Tagliatelle with Mushrooms

Tagliatelle with Mushrooms, Sage Butter & Toasted Hazelnuts

This irresistible tagliatelle with mushrooms is made with wild mushrooms sautéed in sage butter and finished with chopped toasted hazelnuts.

Course Main Course
Cuisine Italian
Keyword mushrooms, pasta, sage
Prep Time 20 minutes
Cook Time 10 minutes
Total Time 30 minutes
Servings 4


  • 1/2 cup hazelnuts
  • 1 pound tagliatelle pasta
  • 1 stick unsalted butter
  • 12 sage leaves
  • Salt and freshly ground pepper
  • 1/2 pound mixed mushrooms, such as shiitake, oyster and crimini sliced
  • 1 large clove garlic minced
  • Juice of 1/2 lemon
  • 1/4 cup-1/2 cup reserved pasta water
  • 1/4 cup-1/2 cup grated Parmesan


  1. Preheat oven to 350. Toast hazelnuts in a baking pan on a single layer for 10 -12 minutes, or until lightly colored and skins are blistered. Let cool and chop roughly. Set aside.
  2. In a large pot of salted boiling water, cook the tagliatelle until al dente. Drain, reserving 1/4 cup-1/2 cup starchy pasta water.
  3. Wipe out the pot and return to medium heat.

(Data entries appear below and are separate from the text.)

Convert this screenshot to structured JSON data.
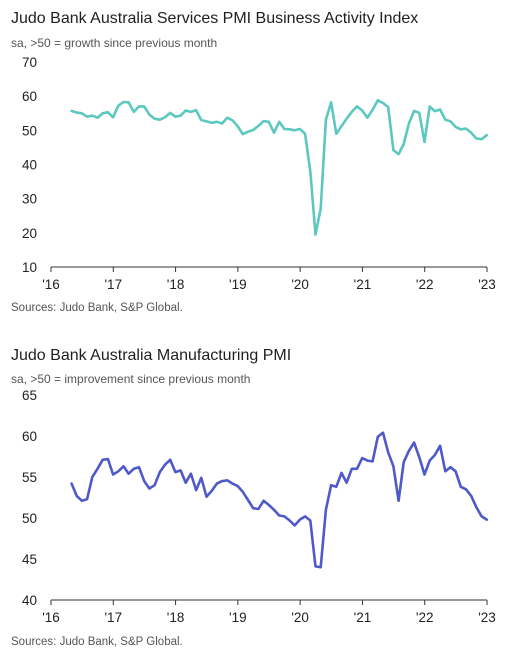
{
  "chart_data": [
    {
      "type": "line",
      "title": "Judo Bank Australia Services PMI Business Activity Index",
      "subtitle": "sa, >50 = growth since previous month",
      "source": "Sources: Judo Bank, S&P Global.",
      "ylim": [
        10,
        70
      ],
      "yticks": [
        10,
        20,
        30,
        40,
        50,
        60,
        70
      ],
      "xlim": [
        2016,
        2023
      ],
      "xticks": [
        2016,
        2017,
        2018,
        2019,
        2020,
        2021,
        2022,
        2023
      ],
      "xtick_labels": [
        "'16",
        "'17",
        "'18",
        "'19",
        "'20",
        "'21",
        "'22",
        "'23"
      ],
      "grid": false,
      "color": "#5cc8bf",
      "series": [
        {
          "x_start": 2016.33,
          "x_step": 0.0833333,
          "values": [
            55.7,
            55.2,
            55.0,
            54.0,
            54.3,
            53.7,
            55.0,
            55.3,
            53.8,
            57.2,
            58.3,
            58.2,
            55.4,
            57.0,
            57.0,
            54.6,
            53.4,
            53.1,
            53.8,
            55.1,
            54.0,
            54.3,
            55.8,
            55.4,
            55.9,
            53.0,
            52.6,
            52.2,
            52.5,
            52.0,
            53.7,
            52.9,
            51.2,
            48.9,
            49.6,
            50.1,
            51.3,
            52.7,
            52.5,
            49.3,
            52.5,
            50.4,
            50.3,
            50.0,
            50.4,
            49.0,
            38.0,
            19.5,
            27.1,
            53.1,
            58.2,
            49.0,
            51.2,
            53.4,
            55.4,
            57.0,
            55.8,
            53.7,
            56.0,
            58.8,
            58.0,
            56.8,
            44.2,
            43.0,
            46.0,
            52.0,
            55.7,
            55.1,
            46.6,
            57.0,
            55.6,
            56.1,
            53.1,
            52.6,
            51.0,
            50.3,
            50.5,
            49.3,
            47.6,
            47.4,
            48.6
          ]
        }
      ]
    },
    {
      "type": "line",
      "title": "Judo Bank Australia Manufacturing PMI",
      "subtitle": "sa, >50 = improvement since previous month",
      "source": "Sources: Judo Bank, S&P Global.",
      "ylim": [
        40,
        65
      ],
      "yticks": [
        40,
        45,
        50,
        55,
        60,
        65
      ],
      "xlim": [
        2016,
        2023
      ],
      "xticks": [
        2016,
        2017,
        2018,
        2019,
        2020,
        2021,
        2022,
        2023
      ],
      "xtick_labels": [
        "'16",
        "'17",
        "'18",
        "'19",
        "'20",
        "'21",
        "'22",
        "'23"
      ],
      "grid": false,
      "color": "#4f59c9",
      "series": [
        {
          "x_start": 2016.33,
          "x_step": 0.0833333,
          "values": [
            54.2,
            52.7,
            52.1,
            52.3,
            55.0,
            56.0,
            57.1,
            57.2,
            55.3,
            55.7,
            56.3,
            55.4,
            56.0,
            56.2,
            54.5,
            53.6,
            54.0,
            55.6,
            56.5,
            57.1,
            55.6,
            55.8,
            54.3,
            55.4,
            53.4,
            54.9,
            52.6,
            53.3,
            54.2,
            54.5,
            54.6,
            54.2,
            53.9,
            53.2,
            52.2,
            51.2,
            51.1,
            52.1,
            51.6,
            51.0,
            50.3,
            50.2,
            49.7,
            49.1,
            49.8,
            50.2,
            49.7,
            44.1,
            44.0,
            51.0,
            54.0,
            53.8,
            55.5,
            54.3,
            56.0,
            56.0,
            57.3,
            57.0,
            56.9,
            59.9,
            60.4,
            58.0,
            56.3,
            52.1,
            56.8,
            58.2,
            59.2,
            57.4,
            55.3,
            57.0,
            57.7,
            58.8,
            55.7,
            56.2,
            55.7,
            53.8,
            53.5,
            52.7,
            51.3,
            50.2,
            49.8
          ]
        }
      ]
    }
  ]
}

Add butter and begin browning the butter. When the butter is just beginning to smell brown and nutty,  add the sage leaves. Fry for approximately 30 seconds per side and remove when crisp. Season with salt and drain on paper towels. 

  4. Add the mushrooms to the pot and cook as the butter continues to brown, about 4-5 minutes. Season with salt and pepper and add garlic. Cook for another minute.

  5. Reduce heat to low and add the tagliatelle noodles back to the pot along with 1/4 cup of pasta water, lemon juice and Parmesan. Season with salt and pepper and toss thoroughly until cheese is melted and a silky sauce develops. Add the remainder of pasta water if necessary.

  6. To serve, transfer pasta into bowls and top with sage leaves and chopped toasted hazelnuts.